Est-ce que la chasse rend gourmand, ou est-ce plutôt que les chasseurs sont préalablement amoureux de la bonne chère ?

« C’est comme me demander si la poule est arrivée avant l’œuf ! » nous a répondu en riant Éric Manseau, qui pratique à peu près tous les types de chasse depuis son tout jeune âge, mais qui s’est aussi doté de fumoirs, de moulins à saucisse et d’équipement de charcuterie fine pour apprêter sa précieuse viande de gibier. « Quand je veux aller plus loin en cuisine, je prends du gibier, nous a confié le biologiste de 51 ans. Et quand je veux faire plaisir à mon monde, j’y vais aussi pour du gibier, parce que peu de gens ont goûté à ça. C’est ce qui rend mes recettes uniques. »

Orignal, cerf, canard, ours et même castor, il faut simplement avoir eu l’occasion de humer le fumet des viandes apprêtées longuement par Éric Manseau pour se convaincre de l’intérêt du chasseur de Rimouski pour la cuisine. Une passion qu’il a transmise à ses enfants, mais aussi à son ami Alexandre Roy, avec qui il part chasser chaque année à l’automne. « Bien sûr, la chasse est une quête, une passion, une aventure », nous a expliqué celui qui est aussi l’associé d’Éric Manseau au sein du Groupe AIM, firme de consultation en environnement et en faune. « Mais la chasse m’a aussi ouvert des horizons culinaires incroyables. »
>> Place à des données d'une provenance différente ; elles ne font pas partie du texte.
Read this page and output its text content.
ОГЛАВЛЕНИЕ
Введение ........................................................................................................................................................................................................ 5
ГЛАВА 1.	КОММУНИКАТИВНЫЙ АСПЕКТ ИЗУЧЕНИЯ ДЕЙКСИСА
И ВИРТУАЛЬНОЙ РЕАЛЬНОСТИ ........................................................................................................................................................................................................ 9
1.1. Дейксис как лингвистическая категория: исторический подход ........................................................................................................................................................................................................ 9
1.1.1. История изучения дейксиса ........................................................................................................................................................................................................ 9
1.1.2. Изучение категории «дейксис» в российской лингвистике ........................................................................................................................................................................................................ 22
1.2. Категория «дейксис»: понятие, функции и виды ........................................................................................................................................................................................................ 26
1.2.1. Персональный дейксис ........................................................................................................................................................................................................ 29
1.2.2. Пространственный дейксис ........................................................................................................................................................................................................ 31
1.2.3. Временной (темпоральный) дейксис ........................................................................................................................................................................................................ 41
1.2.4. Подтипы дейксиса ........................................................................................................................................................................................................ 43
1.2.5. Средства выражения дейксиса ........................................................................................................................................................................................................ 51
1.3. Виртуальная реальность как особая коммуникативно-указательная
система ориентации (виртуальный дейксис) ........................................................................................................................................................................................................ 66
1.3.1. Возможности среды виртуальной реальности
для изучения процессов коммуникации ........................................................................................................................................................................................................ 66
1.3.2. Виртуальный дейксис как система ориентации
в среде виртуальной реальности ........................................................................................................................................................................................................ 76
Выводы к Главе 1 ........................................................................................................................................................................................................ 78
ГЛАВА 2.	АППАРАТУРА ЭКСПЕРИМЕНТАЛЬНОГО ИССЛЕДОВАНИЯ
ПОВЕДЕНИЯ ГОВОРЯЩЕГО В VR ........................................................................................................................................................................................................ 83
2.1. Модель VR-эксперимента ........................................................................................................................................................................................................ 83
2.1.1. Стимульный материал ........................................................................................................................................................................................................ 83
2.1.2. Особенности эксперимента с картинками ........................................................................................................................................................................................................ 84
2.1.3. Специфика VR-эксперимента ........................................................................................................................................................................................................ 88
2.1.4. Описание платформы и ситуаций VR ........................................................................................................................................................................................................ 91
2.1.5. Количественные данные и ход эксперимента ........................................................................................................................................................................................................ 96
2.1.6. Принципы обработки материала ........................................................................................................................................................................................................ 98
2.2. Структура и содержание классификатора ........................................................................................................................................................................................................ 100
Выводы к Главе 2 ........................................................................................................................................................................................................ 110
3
PHOTO MARCO CAMPANOZZI, LAPRESSE

Magret de canard

Chez nous, on mangeait toujours la même chose ; aujourd’hui, je m’inspire de grands chefs du Québec pour trouver des recettes ! Tu n’as pas idée comment les gens dans nos familles s’attendent à ce que l’on apprête notre viande, ils savent qu’ils vont vivre une expérience culinaire incomparable.

Alexandre Roy

Même ceux qui ont l’habitude de faire la fine bouche se laissent tenter par la viande cuisinée par les deux amis. « Mon petit neveu Raphaël, il aime juste le bœuf, nous a raconté Éric Manseau en rigolant. Mais quand il vient à la maison, je lui offre du bœuf d’orignal, du bœuf de chevreuil, du bœuf de caribou, et il mange toute son assiette ! »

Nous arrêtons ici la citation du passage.